There are no cull bucks; the trophy is in the eye of the beholder.
This is going to ruffle some feathers, so prepare yourselves. A spike is not a cull. That’s right, I said it. The word “cull” is completely, virally, and unequivocally tossed around the outdoor world like none other. It is passed around amongst uneducated hunters who tell another, who may be unfamiliar with our passion or new to the sport, and the snowball rolls on.
We used to think the world was flat and we used to believe, “once a spike, always a spike.” We also used to think you could influence the genetics of a free-ranging herd with culling techniques, but you can’t. There are too many variables in a whitetail’s life to add in an attempt at selective genetics.
Bucks shot for the purpose of “culling” will have no impact on a free-range gene pool or population.
If you spend enough time in the woods, you will see more younger and smaller-racked bucks than you will B&C-caliber bucks. It’s a simple fact. The mortality rate for male whitetail bucks is off the charts, and adding in the human factor of “culling” only hurts our own cause. The more deer in the upper level of the age structure, the better chance we all stand at taking home a “trophy.”

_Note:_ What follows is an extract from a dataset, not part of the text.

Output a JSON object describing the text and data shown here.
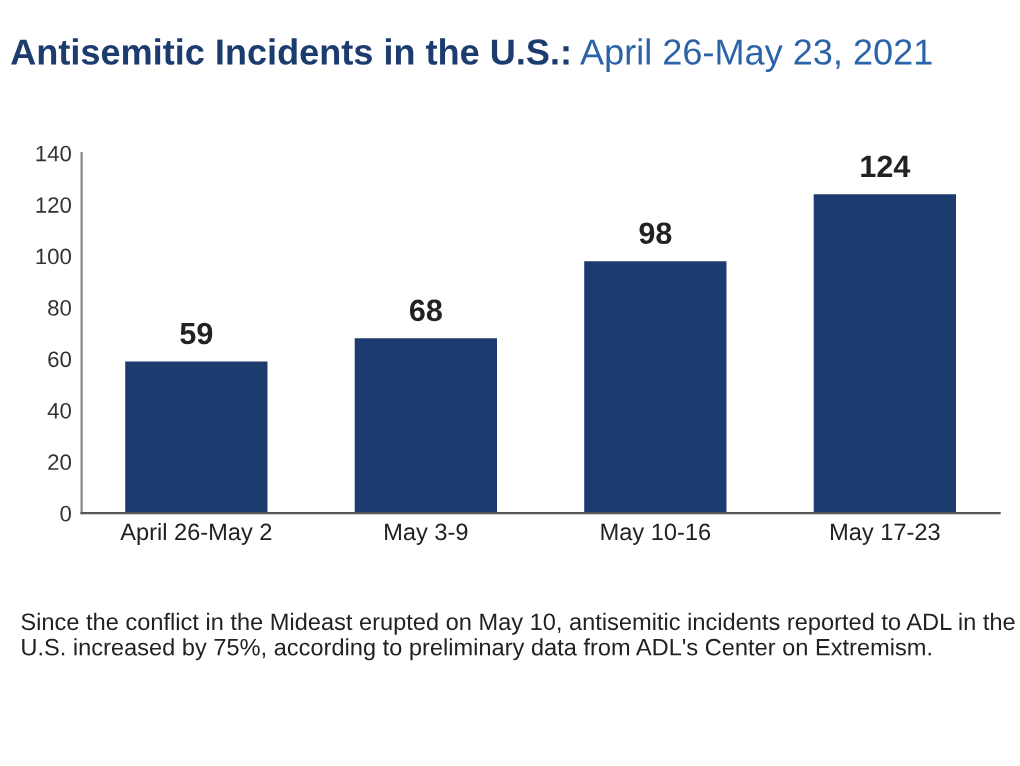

Most would have given up on this buck, but with age he grew into a considerable trophy for most any hunter.
Any attempt to “cull” a small buck, regardless of age or size, will be in vain. Hold out for a trophy, a buck you would be proud to take home. If you’re looking for meat to take home, then shoot a doe. There’s nothing more upsetting than a hunter who shoots a small buck, calls it a “cull,” and proceeds to say they needed meat for the freezer. These types of hunters take away from the rest who are dedicating their time and efforts in hopes of a true trophy.
We will all benefit if this word is simply eliminated “cull” from our hunting vocabulary. You will never know what a spike will become if you do not let him gain some age and see his true potential. While he may not reach world record status, he will become a trophy for someone out there.